Abschied vom Hessen-"Tatort": Aus den Fugen geraten

Den Hessen-„Tatort“ umweht die Melancholie des bevorstehenden Abschieds vom Kommissarenduo.

Es regnet in Frankfurt. Es ist Herbst. Während Charlotte Sänger (Andrea Sawatzki) verloren in der weitläufigen Kantine sitzt, schüttet es draußen. Von Melancholie umweht ist die eigenwillige Kommissarin seit jeher. Der Herbst, das sei ihre liebste Jahreszeit, meint sie denn auch zum Kollegen Fritz Dellwo (Jörg Schüttauf). Wie so oft kann er ihre Ausführungen nur schwer nachvollziehen. Bei diesem Wetter, da könne man über die Dinge des Lebens so gut nachdenken. Zumal, an den Wochenenden. Und so allein. An den Wochenenden seien sie meist auch im Dienst, erwidert Dellwo, und die fehlenden Partner, nun ja.

Noch in der Kantine wird ihnen der nächste Fall zugetragen, von Staatsanwalt Dr. Scheer (Thomas Balou Martin), der eine gute Bekannte, die Frankfurter Vorzeige-Architektin Sofia Martens (Nina Petri), gleich mitgebracht hat. Martens vermisst ihre beste Mitarbeiterin, die junge Anett Berger (Julia Dietze). Keine Spur von ihr, nirgends. Ein Fall für die Kollegen, die Vermisste suchen, meint Dellwo. Doch Dr. Scheer insistiert, man müsse seiner Bekannten dringend helfen.

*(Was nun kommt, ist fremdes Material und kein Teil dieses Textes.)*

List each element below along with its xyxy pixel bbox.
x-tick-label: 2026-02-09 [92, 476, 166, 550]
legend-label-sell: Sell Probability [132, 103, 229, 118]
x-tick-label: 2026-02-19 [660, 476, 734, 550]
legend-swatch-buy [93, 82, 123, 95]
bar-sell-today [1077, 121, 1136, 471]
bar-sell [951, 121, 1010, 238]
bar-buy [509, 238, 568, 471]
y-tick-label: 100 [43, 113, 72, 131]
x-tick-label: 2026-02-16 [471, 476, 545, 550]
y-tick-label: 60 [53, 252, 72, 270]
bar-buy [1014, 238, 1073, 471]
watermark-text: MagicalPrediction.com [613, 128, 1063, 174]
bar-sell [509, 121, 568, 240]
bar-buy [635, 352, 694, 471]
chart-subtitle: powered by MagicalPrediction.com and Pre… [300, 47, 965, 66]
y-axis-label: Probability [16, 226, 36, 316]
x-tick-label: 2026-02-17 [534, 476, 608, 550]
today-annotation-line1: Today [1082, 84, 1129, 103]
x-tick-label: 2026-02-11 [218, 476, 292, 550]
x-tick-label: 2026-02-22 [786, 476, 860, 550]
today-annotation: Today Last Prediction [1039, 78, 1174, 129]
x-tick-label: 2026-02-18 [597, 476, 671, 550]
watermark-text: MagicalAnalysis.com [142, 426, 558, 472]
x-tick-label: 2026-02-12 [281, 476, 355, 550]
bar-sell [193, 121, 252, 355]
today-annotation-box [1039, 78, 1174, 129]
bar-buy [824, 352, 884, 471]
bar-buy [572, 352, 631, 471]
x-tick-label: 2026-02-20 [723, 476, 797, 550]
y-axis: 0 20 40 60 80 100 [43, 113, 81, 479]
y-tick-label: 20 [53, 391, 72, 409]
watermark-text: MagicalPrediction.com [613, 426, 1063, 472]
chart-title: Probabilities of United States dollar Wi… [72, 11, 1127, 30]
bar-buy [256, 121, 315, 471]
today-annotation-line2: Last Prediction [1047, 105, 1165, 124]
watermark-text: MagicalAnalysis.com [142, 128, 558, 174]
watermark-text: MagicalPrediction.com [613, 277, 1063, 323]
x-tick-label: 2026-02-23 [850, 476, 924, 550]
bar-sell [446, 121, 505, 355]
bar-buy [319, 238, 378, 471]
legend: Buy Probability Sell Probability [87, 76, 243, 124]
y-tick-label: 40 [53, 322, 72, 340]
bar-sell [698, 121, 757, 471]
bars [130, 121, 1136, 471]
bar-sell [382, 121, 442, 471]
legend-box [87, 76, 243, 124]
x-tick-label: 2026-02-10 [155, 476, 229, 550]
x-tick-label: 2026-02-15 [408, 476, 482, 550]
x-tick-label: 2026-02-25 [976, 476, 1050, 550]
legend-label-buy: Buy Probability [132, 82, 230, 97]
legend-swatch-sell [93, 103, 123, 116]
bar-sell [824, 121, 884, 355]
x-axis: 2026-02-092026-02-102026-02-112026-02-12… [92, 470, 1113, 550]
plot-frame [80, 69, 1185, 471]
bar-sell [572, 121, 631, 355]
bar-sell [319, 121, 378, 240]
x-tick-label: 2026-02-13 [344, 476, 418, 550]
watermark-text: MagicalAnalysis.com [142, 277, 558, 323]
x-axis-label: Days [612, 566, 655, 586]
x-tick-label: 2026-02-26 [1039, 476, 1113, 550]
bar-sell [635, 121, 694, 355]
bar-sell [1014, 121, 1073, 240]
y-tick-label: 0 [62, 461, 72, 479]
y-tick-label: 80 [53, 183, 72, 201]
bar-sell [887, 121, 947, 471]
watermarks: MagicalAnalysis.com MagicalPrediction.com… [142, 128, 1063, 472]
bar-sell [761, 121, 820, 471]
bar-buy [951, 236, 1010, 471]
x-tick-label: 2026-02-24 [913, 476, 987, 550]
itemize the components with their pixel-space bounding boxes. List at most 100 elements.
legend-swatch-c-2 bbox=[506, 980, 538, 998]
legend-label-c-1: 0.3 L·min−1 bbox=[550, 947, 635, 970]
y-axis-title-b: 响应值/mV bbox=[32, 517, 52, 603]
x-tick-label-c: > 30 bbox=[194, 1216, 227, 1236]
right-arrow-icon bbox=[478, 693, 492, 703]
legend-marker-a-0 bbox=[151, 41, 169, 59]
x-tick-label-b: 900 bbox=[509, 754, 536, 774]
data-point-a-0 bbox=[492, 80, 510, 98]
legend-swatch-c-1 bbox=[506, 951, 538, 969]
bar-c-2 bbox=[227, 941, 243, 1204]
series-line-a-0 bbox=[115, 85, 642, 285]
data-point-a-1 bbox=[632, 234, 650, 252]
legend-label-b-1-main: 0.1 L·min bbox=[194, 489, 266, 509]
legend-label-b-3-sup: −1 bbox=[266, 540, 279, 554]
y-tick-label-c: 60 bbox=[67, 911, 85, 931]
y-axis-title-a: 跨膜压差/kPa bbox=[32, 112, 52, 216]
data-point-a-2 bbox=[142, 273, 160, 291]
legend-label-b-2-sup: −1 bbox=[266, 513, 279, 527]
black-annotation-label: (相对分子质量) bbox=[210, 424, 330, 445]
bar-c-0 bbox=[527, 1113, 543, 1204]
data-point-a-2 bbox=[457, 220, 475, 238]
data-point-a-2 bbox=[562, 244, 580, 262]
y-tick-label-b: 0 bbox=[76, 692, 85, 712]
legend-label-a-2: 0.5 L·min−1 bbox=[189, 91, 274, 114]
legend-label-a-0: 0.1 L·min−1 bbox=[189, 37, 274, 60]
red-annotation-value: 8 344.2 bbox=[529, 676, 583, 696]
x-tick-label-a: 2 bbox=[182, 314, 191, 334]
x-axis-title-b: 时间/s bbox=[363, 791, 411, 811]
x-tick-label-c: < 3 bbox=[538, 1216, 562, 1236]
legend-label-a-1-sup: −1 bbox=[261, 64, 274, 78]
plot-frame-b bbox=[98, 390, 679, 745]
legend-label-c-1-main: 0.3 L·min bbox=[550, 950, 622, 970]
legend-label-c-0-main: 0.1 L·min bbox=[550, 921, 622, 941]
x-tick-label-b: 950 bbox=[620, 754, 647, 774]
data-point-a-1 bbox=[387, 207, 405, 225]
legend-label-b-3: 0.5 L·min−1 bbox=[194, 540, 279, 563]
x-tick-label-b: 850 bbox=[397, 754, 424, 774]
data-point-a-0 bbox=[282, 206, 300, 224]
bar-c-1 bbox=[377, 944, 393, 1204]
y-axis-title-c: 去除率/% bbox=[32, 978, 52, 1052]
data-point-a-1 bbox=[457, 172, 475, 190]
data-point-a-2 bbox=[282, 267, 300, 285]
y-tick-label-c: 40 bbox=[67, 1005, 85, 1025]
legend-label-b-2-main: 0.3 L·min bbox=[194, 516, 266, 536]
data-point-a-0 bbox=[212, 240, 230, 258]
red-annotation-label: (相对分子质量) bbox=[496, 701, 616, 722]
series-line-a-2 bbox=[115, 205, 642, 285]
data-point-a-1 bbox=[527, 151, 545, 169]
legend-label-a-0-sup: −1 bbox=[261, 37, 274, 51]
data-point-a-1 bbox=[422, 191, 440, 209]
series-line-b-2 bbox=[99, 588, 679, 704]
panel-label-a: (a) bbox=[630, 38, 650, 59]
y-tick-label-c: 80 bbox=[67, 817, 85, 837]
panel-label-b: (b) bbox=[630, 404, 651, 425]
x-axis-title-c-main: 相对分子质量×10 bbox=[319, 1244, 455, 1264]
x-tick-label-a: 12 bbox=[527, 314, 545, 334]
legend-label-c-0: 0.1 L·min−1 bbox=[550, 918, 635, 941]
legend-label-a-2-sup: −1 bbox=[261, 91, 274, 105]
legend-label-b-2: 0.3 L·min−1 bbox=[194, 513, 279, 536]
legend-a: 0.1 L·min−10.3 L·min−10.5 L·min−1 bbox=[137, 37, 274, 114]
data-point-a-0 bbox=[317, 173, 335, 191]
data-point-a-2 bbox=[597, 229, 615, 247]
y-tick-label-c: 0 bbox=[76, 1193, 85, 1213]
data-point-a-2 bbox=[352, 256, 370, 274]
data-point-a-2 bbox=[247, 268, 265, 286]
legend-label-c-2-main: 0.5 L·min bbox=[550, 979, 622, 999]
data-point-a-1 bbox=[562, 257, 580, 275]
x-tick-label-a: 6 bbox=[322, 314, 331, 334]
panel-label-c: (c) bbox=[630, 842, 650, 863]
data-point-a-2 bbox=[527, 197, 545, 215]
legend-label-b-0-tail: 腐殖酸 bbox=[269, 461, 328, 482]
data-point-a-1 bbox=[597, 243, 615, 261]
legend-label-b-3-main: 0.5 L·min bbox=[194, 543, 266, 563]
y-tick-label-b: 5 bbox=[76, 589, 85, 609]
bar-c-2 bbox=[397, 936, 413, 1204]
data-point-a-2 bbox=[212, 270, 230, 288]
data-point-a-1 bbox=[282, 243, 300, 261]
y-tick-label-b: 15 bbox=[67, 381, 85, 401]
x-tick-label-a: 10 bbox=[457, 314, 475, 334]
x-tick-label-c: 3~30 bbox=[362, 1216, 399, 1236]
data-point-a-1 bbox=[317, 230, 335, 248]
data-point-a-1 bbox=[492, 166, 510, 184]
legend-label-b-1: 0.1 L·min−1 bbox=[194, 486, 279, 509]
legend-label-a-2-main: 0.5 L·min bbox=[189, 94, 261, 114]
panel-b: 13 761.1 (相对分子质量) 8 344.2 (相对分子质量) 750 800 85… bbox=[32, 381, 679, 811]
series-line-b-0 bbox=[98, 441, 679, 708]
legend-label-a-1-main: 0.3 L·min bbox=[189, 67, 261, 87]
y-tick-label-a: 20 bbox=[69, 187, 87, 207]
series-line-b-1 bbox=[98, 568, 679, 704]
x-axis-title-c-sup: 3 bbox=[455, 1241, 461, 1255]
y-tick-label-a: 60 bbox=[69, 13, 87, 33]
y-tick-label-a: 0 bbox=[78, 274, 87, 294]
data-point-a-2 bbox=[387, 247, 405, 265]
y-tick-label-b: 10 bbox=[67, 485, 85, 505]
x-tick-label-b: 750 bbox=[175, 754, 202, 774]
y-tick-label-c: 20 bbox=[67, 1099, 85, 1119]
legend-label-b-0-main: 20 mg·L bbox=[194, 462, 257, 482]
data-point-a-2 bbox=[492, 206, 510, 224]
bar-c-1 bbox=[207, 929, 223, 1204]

Also machen sich Sänger und Dellwo halbherzig auf die Suche nach der jungen Frau – irgendwo da draußen in der hessischen Metropole.

„Architektur eines Todes“ heißt der neue Hessen-„Tatort“. Es ist der 16. und zugleich der drittletzte, denn das Duo hört 2010 auf, auch wenn der hr weiter mit Sawatzki zusammenarbeiten will. Inszeniert hat den Fernsehfilm Titus Selge nach einem Drehbuch von Judith Angerbauer. Und über dem ganzen Film liegt eine eigenwillige Stimmung, ist die Kamera von Frank Blau oft unruhig, scheint alles und alle irgendwie getrieben.

Je mehr Sänger und Dellwo ermitteln, desto mehr geraten sie an Menschen, die auf der Suche sind, die von einer inneren Getriebenheit sind. Alle stehen unter Strom, bewegen sich in einem Druckkessel – ob es die jungen Kollegen in Sofia Martens’ Architektenbüro sind, gerade etwa der verhuschte Peter Kaufmann (Bastian Trost), der mit der gesuchten Anett Berger im selben Zimmer saß, oder ob es ihr Ehemann Holger Martens (Stephan Bissmeier) ist, der sich um die beiden Kinder kümmert und als Historiker von Zuhause aus arbeitet, und stets für alles scheinbar Verständnis zeigt, auch dafür, dass Sofia morgens früher geht und abends später kommt, und dafür, dass sie sich sehr zu Anett Berger hingezogen fühlte.

Diese Menschen, von denen hier erzählt wird, sie scheinen allesamt geradezu süchtig nach Anerkennung, nach jedweder Form von Halt und Geborgenheit. Vergeblich. Natürlich ist dies besonders deutlich an Nina Petris dichter Darstellung der Architektin abzulesen, der allzu toughen Karrierefrau, die von ihren Kindern nichts mehr mitbekommt, und deren Leben sowohl mit Anett Bergers Erscheinen als auch mit ihrem abrupten Verschwinden völlig aus den Fugen zu geraten scheint. Doch nicht nur ihres. Und so steht die Figur der jungen verschwundenen Frau wie ein Seismograph, wie ein Spiegel der inneren Sehnsüchte und Befindlichkeiten eines ganzen miteinander verwobenen Personenkreises.

Und so mag das Anfangsbild dieses „Tatorts“, das sich im Schlussbild konsequent wiederholt, denn auch wie eine äußere Themen-Klammer wirken. Am Schluss, da sitzen sie wieder in der großen sterilen Kantinen-Halle, die Sänger und der Dellwo. Draußen regnet’s. Es ist Herbst. Es ist unwirtlich – draußen wie drinnen. Zuhause wartet niemand. Auch sie sind allein. Diesmal haben sie ein freies Wochenende vor sich. Vielleicht.